Et ce n’est pas un poison à effet rapide !!!! On ne tombe pas foudroyé d’un coup avec l’arsenic. Si elle en avait pris, la victime serait morte lentement et douloureusement et serait nécessairement sortie de sa chambre close pour chercher du secours !

L’auteur aime à montrer qu’il a fait un grooooos travail de recherche sur le canon ou sur l’histoire de l’ère victorienne « genre je suis membre de la SSHF » etc. mais quand on empoisonne ses victimes on se renseigne un minimum sur les effets des poisons borde l!

Tout le monde n’est pas ancienne infirmière de guerre comme Agatha Christie mais quand même !!! Il y a un minimum syndical à assurer ! On se forme ! On s’informe ! On regarde les Experts à Miami ou des Hercule Poirot par exemple !!! Ou on peut lire Madame Bovary qui se suicide à l’arsenic si on veut des références plus smart !!!
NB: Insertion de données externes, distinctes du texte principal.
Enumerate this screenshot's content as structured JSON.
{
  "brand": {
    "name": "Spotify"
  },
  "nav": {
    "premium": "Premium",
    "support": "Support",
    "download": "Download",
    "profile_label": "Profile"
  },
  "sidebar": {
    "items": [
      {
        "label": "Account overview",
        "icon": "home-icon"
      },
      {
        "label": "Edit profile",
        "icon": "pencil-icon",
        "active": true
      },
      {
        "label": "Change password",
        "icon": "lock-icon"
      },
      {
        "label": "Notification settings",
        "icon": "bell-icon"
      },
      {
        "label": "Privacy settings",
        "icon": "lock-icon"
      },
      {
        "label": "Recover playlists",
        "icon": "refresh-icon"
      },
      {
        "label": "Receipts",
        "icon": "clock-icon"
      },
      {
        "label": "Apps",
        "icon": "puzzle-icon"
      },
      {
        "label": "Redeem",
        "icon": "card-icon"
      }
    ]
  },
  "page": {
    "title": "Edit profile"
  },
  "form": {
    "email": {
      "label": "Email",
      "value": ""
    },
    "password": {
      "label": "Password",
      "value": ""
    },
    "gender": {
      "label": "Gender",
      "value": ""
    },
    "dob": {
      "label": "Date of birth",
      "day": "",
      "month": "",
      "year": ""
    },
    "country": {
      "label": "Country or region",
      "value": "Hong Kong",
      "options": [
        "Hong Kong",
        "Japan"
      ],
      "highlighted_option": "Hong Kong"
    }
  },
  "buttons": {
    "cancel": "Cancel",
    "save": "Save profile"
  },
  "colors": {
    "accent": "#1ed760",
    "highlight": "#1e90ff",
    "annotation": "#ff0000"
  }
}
Ça commence par des troubles digestifs très pénibles et le système neurologique n’est détruit que dans un second temps. Ça peut durer entre quelques heures et plusieurs jours ! Parfois les gens en réchappent même en fonction de la dose et de leur vigueur !
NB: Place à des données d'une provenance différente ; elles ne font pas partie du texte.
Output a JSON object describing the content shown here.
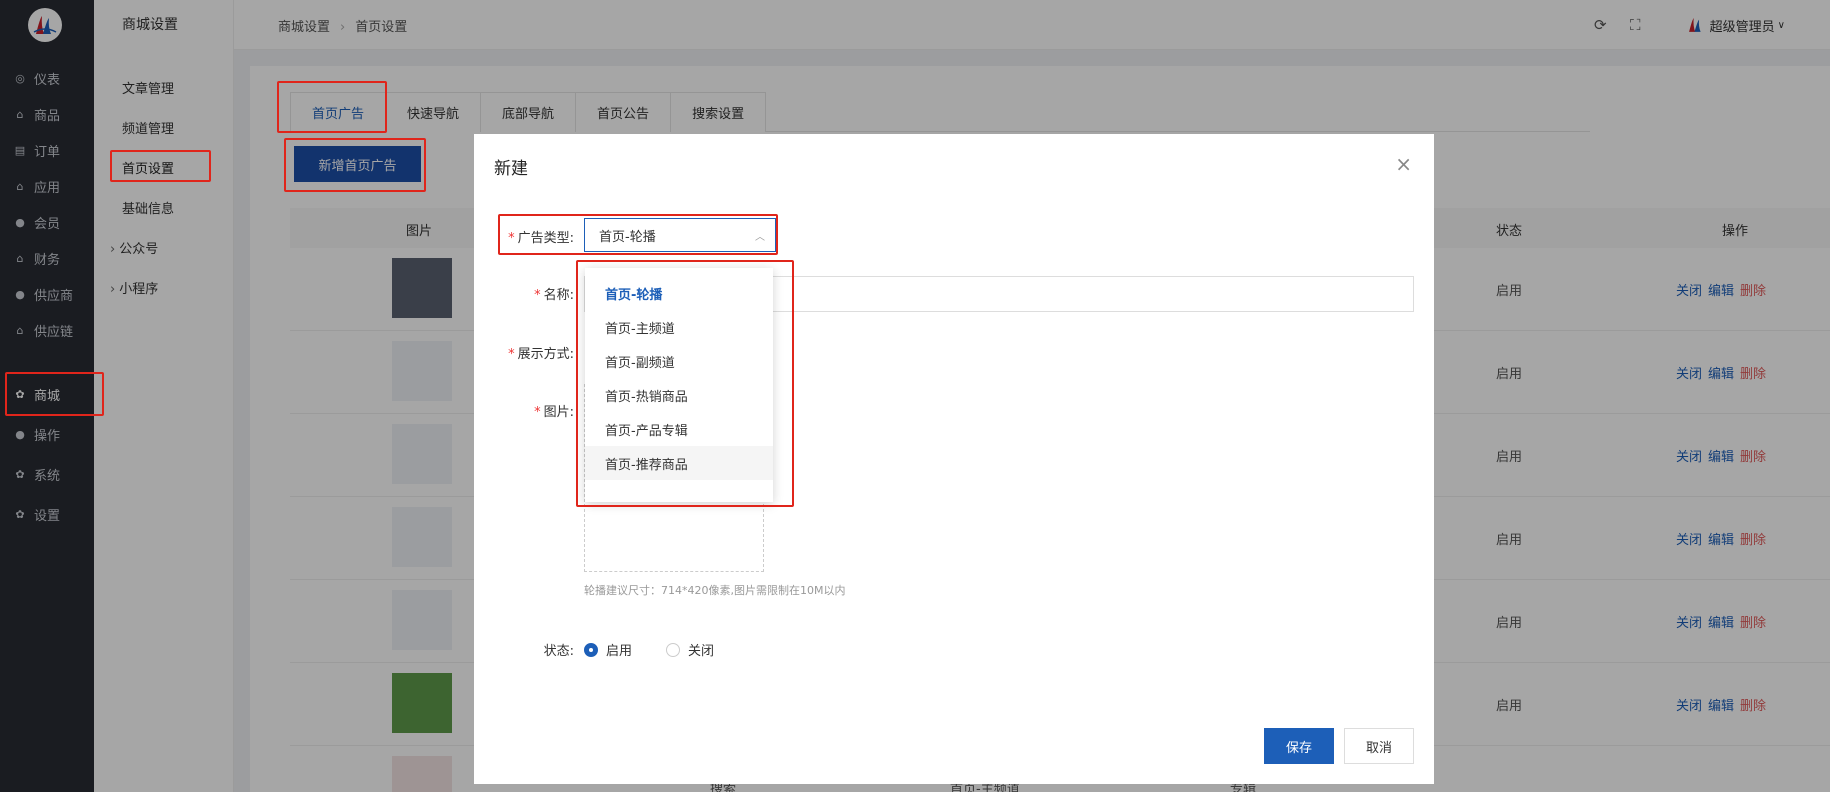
{
  "sidebar": {
    "items": [
      {
        "icon": "dashboard-icon",
        "label": "仪表"
      },
      {
        "icon": "bag-icon",
        "label": "商品"
      },
      {
        "icon": "order-icon",
        "label": "订单"
      },
      {
        "icon": "bag-icon",
        "label": "应用"
      },
      {
        "icon": "user-icon",
        "label": "会员"
      },
      {
        "icon": "bag-icon",
        "label": "财务"
      },
      {
        "icon": "user-icon",
        "label": "供应商"
      },
      {
        "icon": "bag-icon",
        "label": "供应链"
      },
      {
        "icon": "gear-icon",
        "label": "商城"
      },
      {
        "icon": "user-icon",
        "label": "操作"
      },
      {
        "icon": "gear-icon",
        "label": "系统"
      },
      {
        "icon": "gear-icon",
        "label": "设置"
      }
    ]
  },
  "subsidebar": {
    "title": "商城设置",
    "items": [
      "文章管理",
      "频道管理",
      "首页设置",
      "基础信息",
      "公众号",
      "小程序"
    ]
  },
  "header": {
    "crumb1": "商城设置",
    "crumb2": "首页设置",
    "user": "超级管理员"
  },
  "tabs": [
    "首页广告",
    "快速导航",
    "底部导航",
    "首页公告",
    "搜索设置"
  ],
  "add_button": "新增首页广告",
  "table": {
    "col_image": "图片",
    "col_status": "状态",
    "col_ops": "操作",
    "rows": [
      {
        "status": "启用"
      },
      {
        "status": "启用"
      },
      {
        "status": "启用"
      },
      {
        "status": "启用"
      },
      {
        "status": "启用"
      },
      {
        "status": "启用"
      }
    ],
    "ops": {
      "close": "关闭",
      "edit": "编辑",
      "delete": "删除"
    },
    "partial_row": [
      "搜索",
      "首页-主频道",
      "专辑"
    ]
  },
  "modal": {
    "title": "新建",
    "field_type_label": "广告类型:",
    "field_type_value": "首页-轮播",
    "field_name_label": "名称:",
    "field_display_label": "展示方式:",
    "field_image_label": "图片:",
    "hint": "轮播建议尺寸：714*420像素,图片需限制在10M以内",
    "status_label": "状态:",
    "radio_on": "启用",
    "radio_off": "关闭",
    "save": "保存",
    "cancel": "取消"
  },
  "dropdown": {
    "options": [
      "首页-轮播",
      "首页-主频道",
      "首页-副频道",
      "首页-热销商品",
      "首页-产品专辑",
      "首页-推荐商品"
    ]
  },
  "colors": {
    "primary": "#1d5fb8",
    "sidebar_bg": "#282b33",
    "annotation": "#e0251b",
    "danger": "#e05a5a"
  }
}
– Et quand on dit que Irene était contralto dans la première présentation de son parcours… on ne parle pas d’elle ensuite comme d’une soprano quand on se sent obligé de re-raconter et re-re-raconter sa vie !!!!

Une soprano c’est pas une contralto ! Aaaaarrrrg ! Le registre de contralto est bien plus grave et a une dimension androgyne permettant de chanter les rôles masculins des opéras baroques ! C’est le registre qui est effectivement attribué à Irene par Conan Doyle car ce qui distingue Irene aux yeux de Holmes ce sont justement ses qualités supposément masculines et ses ambiguïtés.
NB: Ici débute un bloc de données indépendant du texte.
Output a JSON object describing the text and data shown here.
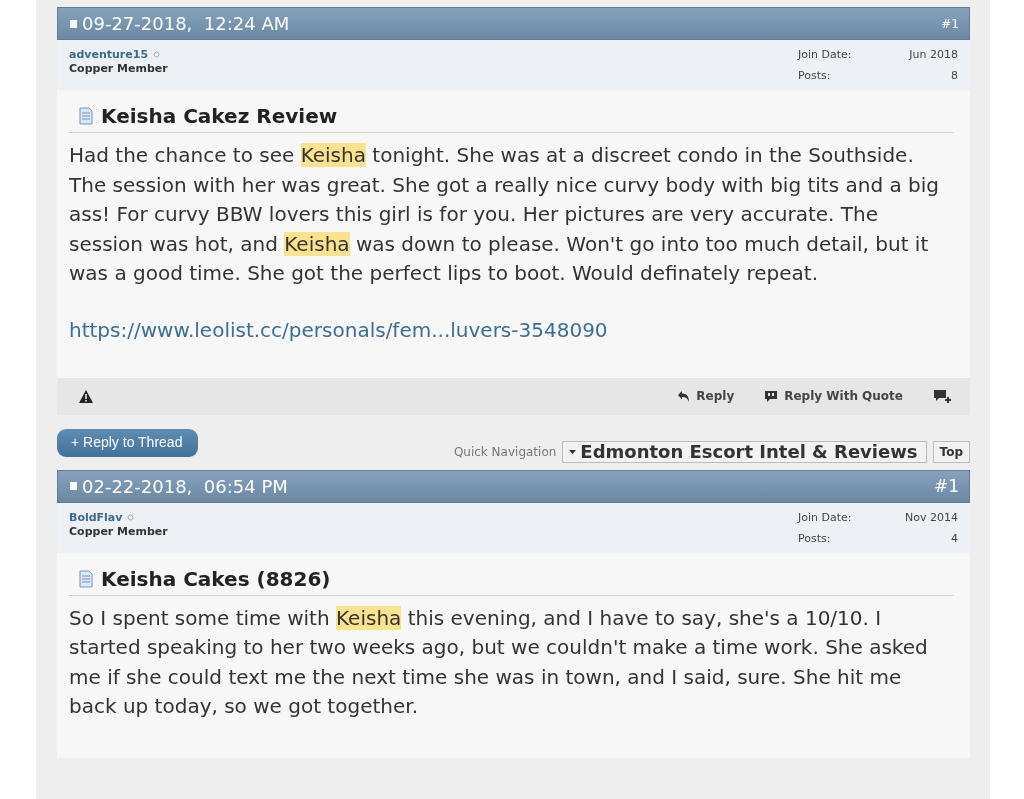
{
  "posts": [
    {
      "date": "09-27-2018,",
      "time": "12:24 AM",
      "number": "#1",
      "username": "adventure15",
      "user_title": "Copper Member",
      "join_date_label": "Join Date:",
      "join_date": "Jun 2018",
      "posts_label": "Posts:",
      "post_count": "8",
      "title": "Keisha Cakez Review",
      "body": [
        {
          "text": "Had the chance to see ",
          "highlighted": false
        },
        {
          "text": "Keisha",
          "highlighted": true
        },
        {
          "text": " tonight. She was at a discreet condo in the Southside. The session with her was great. She got a really nice curvy body with big tits and a big ass! For curvy BBW lovers this girl is for you. Her pictures are very accurate. The session was hot, and ",
          "highlighted": false
        },
        {
          "text": "Keisha",
          "highlighted": true
        },
        {
          "text": " was down to please. Won't go into too much detail, but it was a good time. She got the perfect lips to boot. Would definately repeat.",
          "highlighted": false
        }
      ],
      "link": "https://www.leolist.cc/personals/fem...luvers-3548090",
      "footer": {
        "reply": "Reply",
        "reply_with_quote": "Reply With Quote"
      }
    },
    {
      "date": "02-22-2018,",
      "time": "06:54 PM",
      "number": "#1",
      "username": "BoldFlav",
      "user_title": "Copper Member",
      "join_date_label": "Join Date:",
      "join_date": "Nov 2014",
      "posts_label": "Posts:",
      "post_count": "4",
      "title": "Keisha Cakes (8826)",
      "body": [
        {
          "text": "So I spent some time with ",
          "highlighted": false
        },
        {
          "text": "Keisha",
          "highlighted": true
        },
        {
          "text": " this evening, and I have to say, she's a 10/10. I started speaking to her two weeks ago, but we couldn't make a time work. She asked me if she could text me the next time she was in town, and I said, sure. She hit me back up today, so we got together.",
          "highlighted": false
        }
      ]
    }
  ],
  "thread_controls": {
    "reply_to_thread": "+ Reply to Thread",
    "quick_navigation_label": "Quick Navigation",
    "quick_navigation_value": "Edmonton Escort Intel & Reviews",
    "top": "Top"
  }
}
À cette époque, justement, on était en pleine transition dans l’importance des registres lyriques et une nouvelle hiérarchie se dessinait : les sopranos ne s’étaient pas encore tout à fait imposées comme archétypes des premiers rôles mais le succès des contraltos était déjà sur le déclin (d’où le retrait probable d’Irene des scènes). Bref…

Écrire c’est pas juste aligner des mots qu’on recopie sans savoir ce qu’ils veulent dire ! Écrire suppose de s’être approprié le moindre mot que l’on offre au lecteur. Quand on sait ce qu’est une soprano et ce qu’est une contralto… et bien on ne fait pas l’erreur ! Au contraire ! On a bien en tête que l’ambiguïté de ce registre participe au charme particulier d’Irene !

Bref en résumé : une bonne idée de départ très maltraitée et qui donnera de l’urticaire à un/e holmesien/ne amateur/trice.

Comme disait Mistinguette une fois arrivée au bas de l’escalier en chantant et en montrant ses jambes : « l’ai-je bien descendu » ?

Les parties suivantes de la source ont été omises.